Apr 8, 2025
11:30am - 11:45am
Summit, Level 4, Room 423
Kiran Vaddi1,Huat Thart Chiang1,Aleksandra Grey1,Lilo Pozzo1
University of Washington1
Kiran Vaddi1,Huat Thart Chiang1,Aleksandra Grey1,Lilo Pozzo1
University of Washington1
Understanding the design rules of colloidal or soft matter systems requires us to develop phase maps that identify relations between synthesis or processing parameters and the underlying structure or property of resulting materials. This talk presents an autonomous experimentation workflow that conducts iterative on-demand synthesis and characterization of colloidal or soft-matter systems to develop a structure phase map in a closed loop.

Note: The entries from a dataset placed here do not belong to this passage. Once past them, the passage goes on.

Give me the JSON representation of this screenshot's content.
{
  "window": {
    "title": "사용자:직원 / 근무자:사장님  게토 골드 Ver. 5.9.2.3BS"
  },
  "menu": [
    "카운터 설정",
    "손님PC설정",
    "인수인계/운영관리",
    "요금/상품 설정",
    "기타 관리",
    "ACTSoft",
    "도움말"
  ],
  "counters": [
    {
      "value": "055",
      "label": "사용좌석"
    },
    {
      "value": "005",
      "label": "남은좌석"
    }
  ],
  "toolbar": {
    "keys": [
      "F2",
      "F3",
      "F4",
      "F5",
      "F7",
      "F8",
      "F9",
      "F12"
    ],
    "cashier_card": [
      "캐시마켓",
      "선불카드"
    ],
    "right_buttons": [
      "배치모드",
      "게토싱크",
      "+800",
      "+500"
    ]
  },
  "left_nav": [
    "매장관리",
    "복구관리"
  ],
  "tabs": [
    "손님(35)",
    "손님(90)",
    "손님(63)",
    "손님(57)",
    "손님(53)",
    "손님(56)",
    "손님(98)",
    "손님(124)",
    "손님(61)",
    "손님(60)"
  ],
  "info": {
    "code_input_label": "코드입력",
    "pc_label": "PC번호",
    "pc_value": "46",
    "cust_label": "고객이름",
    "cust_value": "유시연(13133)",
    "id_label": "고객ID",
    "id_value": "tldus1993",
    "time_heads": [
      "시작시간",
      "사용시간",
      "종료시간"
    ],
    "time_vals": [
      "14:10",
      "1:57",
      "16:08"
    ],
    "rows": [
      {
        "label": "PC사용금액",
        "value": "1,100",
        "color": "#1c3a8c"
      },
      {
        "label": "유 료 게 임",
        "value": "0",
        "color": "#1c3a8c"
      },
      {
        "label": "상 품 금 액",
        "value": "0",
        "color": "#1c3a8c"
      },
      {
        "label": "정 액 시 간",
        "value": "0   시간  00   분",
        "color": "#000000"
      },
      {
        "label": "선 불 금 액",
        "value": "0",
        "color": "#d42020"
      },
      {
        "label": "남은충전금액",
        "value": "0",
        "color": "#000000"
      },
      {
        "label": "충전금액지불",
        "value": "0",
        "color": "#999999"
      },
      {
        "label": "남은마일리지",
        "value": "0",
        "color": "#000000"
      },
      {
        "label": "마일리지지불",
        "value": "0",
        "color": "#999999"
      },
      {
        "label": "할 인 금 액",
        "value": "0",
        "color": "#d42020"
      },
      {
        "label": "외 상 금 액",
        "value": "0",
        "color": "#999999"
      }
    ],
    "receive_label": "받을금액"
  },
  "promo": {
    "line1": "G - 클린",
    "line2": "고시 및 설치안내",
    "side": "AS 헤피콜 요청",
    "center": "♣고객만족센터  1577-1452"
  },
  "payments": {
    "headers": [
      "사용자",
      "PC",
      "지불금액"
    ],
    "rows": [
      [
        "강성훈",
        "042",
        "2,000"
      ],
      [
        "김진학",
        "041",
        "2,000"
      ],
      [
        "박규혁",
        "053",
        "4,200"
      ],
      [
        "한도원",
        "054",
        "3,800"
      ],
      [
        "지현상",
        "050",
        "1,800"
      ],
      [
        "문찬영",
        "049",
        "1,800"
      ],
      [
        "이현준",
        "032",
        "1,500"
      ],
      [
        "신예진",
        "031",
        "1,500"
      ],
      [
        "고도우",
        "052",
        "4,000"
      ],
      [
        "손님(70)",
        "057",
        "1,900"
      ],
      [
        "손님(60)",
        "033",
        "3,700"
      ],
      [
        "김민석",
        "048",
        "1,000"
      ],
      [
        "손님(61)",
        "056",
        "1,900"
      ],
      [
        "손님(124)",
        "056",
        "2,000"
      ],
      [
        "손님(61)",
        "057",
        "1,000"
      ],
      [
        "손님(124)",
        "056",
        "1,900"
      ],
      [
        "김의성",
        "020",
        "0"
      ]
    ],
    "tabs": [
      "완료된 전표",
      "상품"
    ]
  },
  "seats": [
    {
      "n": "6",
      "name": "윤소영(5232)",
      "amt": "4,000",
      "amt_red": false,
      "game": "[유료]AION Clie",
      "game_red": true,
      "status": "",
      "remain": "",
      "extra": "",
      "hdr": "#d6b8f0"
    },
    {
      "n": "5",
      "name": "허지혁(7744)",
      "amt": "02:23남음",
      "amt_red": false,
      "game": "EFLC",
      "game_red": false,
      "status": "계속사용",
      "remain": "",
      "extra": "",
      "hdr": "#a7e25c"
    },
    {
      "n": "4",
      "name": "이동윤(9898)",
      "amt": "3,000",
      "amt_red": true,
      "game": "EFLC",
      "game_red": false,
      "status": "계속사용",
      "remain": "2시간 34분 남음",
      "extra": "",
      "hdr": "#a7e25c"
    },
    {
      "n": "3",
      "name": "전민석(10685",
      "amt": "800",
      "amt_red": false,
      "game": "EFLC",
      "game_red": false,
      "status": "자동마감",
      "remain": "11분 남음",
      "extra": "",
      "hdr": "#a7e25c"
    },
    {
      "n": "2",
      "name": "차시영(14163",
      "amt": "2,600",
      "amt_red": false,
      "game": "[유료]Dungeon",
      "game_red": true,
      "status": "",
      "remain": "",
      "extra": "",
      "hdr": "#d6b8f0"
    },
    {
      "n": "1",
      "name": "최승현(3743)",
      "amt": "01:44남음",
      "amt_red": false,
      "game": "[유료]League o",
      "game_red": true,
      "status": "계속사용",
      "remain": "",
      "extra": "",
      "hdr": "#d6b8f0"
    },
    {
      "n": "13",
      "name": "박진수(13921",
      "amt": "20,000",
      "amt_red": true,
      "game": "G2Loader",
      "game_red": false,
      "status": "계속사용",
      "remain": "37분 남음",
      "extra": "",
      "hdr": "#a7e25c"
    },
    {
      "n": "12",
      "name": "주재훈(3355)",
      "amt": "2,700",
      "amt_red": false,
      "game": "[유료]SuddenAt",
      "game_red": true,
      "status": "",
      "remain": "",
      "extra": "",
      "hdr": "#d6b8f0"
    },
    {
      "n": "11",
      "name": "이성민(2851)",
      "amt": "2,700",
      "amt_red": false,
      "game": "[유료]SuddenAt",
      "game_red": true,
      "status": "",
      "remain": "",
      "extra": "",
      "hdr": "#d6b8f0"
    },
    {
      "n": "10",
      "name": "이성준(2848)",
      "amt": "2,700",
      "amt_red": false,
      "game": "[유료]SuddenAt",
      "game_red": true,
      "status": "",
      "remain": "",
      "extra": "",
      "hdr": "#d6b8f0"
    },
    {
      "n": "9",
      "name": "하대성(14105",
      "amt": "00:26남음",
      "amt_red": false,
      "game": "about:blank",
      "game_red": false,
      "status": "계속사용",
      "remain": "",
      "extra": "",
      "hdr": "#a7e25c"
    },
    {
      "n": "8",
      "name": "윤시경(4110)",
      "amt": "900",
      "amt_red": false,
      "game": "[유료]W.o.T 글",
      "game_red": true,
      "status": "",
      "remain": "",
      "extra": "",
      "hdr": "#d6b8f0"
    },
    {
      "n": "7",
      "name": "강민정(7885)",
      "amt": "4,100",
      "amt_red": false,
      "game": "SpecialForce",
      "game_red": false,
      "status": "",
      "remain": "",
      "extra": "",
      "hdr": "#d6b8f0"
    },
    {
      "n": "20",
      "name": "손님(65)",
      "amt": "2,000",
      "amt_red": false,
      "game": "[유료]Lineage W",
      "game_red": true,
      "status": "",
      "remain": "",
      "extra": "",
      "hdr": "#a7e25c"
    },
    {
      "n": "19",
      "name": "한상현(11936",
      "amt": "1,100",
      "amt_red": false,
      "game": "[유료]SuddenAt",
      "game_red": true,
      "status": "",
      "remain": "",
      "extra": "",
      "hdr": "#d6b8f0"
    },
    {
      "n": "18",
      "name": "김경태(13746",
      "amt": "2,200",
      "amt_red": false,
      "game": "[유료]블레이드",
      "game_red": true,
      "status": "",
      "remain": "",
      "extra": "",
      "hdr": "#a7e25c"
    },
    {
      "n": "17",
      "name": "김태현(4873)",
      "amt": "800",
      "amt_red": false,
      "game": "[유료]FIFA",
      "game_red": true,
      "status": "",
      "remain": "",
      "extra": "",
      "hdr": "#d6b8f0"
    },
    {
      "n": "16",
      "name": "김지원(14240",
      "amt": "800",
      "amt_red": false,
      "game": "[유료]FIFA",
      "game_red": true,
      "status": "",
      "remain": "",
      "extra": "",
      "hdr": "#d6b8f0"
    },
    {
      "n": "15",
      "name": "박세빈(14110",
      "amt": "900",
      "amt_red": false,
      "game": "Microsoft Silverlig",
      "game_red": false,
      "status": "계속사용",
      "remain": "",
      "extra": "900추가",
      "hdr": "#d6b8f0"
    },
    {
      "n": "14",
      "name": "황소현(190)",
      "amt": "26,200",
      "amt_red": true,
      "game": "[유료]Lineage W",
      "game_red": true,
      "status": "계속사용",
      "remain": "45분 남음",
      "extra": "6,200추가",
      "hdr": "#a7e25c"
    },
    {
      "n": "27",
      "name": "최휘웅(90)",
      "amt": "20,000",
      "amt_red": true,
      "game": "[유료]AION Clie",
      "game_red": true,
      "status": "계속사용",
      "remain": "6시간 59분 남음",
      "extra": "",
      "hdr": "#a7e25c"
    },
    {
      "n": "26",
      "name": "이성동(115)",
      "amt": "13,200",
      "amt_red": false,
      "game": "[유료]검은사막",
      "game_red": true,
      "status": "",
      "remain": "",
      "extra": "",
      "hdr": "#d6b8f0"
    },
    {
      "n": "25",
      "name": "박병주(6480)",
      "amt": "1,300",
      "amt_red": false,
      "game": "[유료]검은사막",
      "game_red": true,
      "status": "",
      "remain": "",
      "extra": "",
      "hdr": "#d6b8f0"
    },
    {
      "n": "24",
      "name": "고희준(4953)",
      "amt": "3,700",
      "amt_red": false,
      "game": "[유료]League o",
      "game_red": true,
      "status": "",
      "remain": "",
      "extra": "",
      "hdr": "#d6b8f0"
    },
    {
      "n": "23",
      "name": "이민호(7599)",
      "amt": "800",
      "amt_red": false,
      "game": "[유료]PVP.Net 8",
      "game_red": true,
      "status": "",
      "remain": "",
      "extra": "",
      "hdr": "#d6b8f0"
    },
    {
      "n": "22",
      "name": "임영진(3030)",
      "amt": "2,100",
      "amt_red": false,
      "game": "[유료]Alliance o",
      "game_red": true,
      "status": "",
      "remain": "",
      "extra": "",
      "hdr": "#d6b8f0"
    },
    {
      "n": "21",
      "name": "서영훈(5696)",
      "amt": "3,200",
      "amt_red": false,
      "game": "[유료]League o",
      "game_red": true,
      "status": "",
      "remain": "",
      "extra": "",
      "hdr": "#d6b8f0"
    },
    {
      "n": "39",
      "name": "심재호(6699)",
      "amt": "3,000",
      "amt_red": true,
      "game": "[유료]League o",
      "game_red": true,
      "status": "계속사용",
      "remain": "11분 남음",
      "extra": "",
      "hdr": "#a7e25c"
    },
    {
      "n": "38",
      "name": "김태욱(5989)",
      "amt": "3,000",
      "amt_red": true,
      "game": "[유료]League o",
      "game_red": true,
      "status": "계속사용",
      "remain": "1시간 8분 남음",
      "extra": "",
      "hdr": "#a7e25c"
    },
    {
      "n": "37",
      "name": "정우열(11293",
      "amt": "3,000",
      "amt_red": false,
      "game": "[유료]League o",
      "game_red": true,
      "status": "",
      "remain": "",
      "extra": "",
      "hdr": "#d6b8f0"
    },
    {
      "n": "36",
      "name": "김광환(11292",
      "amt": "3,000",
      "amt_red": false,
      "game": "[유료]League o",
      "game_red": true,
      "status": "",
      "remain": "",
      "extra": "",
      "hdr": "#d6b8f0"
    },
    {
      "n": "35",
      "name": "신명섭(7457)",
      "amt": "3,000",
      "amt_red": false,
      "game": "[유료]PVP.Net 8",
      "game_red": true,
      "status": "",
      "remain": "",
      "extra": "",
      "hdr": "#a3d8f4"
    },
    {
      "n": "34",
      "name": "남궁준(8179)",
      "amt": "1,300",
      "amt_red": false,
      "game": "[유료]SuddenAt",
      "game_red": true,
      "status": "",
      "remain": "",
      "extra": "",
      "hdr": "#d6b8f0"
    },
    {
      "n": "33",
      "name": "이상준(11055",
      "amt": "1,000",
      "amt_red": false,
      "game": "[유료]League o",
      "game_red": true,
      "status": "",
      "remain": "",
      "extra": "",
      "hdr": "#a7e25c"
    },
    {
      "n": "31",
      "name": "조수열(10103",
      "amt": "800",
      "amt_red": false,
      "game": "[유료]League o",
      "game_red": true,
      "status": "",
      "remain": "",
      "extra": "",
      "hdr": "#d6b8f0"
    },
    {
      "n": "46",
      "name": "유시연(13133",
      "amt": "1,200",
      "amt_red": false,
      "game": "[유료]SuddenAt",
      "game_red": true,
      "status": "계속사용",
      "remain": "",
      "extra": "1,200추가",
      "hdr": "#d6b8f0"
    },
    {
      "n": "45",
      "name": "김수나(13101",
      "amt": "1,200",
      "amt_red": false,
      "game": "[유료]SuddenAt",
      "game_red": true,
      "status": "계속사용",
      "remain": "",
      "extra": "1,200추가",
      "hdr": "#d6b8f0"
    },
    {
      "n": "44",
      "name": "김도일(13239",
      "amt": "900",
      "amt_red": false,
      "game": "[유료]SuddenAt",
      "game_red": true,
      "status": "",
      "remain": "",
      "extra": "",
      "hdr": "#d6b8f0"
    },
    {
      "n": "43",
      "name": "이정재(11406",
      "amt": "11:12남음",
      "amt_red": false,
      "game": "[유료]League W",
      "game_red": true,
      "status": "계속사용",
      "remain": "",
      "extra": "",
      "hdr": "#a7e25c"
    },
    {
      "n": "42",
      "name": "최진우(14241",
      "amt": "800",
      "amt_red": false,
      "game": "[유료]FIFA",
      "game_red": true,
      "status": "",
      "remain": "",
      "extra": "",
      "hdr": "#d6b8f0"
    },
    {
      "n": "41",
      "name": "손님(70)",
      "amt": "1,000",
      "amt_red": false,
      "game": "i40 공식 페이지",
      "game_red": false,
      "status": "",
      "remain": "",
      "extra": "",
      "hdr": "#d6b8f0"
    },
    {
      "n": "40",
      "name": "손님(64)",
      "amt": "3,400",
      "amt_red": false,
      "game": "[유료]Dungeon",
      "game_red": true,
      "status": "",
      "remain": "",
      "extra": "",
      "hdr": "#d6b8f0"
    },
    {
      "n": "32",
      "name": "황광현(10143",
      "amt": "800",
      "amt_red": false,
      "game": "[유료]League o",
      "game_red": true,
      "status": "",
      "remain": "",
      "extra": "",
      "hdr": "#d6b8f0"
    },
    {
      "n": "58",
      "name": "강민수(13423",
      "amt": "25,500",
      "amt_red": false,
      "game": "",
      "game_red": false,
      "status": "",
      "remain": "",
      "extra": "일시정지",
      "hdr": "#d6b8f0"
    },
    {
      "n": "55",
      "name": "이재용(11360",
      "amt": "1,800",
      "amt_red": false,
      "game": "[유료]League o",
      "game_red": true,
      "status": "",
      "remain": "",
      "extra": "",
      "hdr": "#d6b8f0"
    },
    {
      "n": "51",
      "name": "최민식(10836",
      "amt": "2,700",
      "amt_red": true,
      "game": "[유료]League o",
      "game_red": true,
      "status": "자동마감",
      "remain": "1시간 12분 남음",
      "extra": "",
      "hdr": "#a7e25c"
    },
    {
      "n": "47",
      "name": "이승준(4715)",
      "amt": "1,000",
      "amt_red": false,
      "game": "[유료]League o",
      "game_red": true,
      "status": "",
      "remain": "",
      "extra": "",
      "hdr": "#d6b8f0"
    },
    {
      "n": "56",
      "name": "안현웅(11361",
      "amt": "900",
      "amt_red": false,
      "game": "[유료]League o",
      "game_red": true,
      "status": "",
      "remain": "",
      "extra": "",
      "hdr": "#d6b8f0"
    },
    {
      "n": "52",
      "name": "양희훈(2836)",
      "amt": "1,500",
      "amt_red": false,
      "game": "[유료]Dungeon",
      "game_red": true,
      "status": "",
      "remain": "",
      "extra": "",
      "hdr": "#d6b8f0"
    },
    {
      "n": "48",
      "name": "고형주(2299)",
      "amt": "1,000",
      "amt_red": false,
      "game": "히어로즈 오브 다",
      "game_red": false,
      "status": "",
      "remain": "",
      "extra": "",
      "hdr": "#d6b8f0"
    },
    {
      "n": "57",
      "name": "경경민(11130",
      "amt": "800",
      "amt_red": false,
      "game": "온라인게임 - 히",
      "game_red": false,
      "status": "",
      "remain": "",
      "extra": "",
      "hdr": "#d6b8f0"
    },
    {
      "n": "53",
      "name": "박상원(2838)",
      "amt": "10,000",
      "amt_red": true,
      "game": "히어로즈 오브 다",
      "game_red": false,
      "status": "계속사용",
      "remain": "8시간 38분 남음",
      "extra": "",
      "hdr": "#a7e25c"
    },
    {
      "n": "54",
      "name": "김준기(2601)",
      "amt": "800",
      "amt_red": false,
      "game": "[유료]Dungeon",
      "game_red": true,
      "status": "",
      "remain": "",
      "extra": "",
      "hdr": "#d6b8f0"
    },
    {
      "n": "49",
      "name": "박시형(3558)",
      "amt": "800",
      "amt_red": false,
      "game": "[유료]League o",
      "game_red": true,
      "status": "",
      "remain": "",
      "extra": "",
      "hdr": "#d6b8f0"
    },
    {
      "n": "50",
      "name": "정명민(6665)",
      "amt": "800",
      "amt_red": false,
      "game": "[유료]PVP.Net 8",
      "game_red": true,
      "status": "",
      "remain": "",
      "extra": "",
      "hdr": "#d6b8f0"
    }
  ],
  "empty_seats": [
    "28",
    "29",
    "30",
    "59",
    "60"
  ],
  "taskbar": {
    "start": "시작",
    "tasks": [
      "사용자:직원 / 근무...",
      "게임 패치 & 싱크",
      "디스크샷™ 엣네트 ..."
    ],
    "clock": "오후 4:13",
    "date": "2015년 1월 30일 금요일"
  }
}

This eliminates the necessity of producing large, closely spaced samples in the design space—a bottleneck in the existing frameworks. We describe a data-driven computational model to map correlations between the synthesis or processing conditions to a relevant characterization curve and train it using an active learning framework. The data-driven model is trained in an end-to-end differentiable fashion to improve the predictive capabilities at locations it has not observed thus allowing us to use it as a proxy for sampling high-dimensional, complex, and time-consuming synthesis and characterization steps required to produce a phase map. Along with the methodological improvements for autonomous phase mapping, we provide a few case studies focusing on a novel class of colloidal gold nanoparticles synthesis using peptides and demonstrate the utility of generating phase maps with a differentiable model in extracting design rules and navigating the space of different gold nanoparticle morphologies. We would then describe a case study on colloidal gold nanoparticle retrosynthesis using the differentiable model to construct a self-driving lab alleviating the need for a user-defined Gaussian process kernel function that is hard to construct a priori.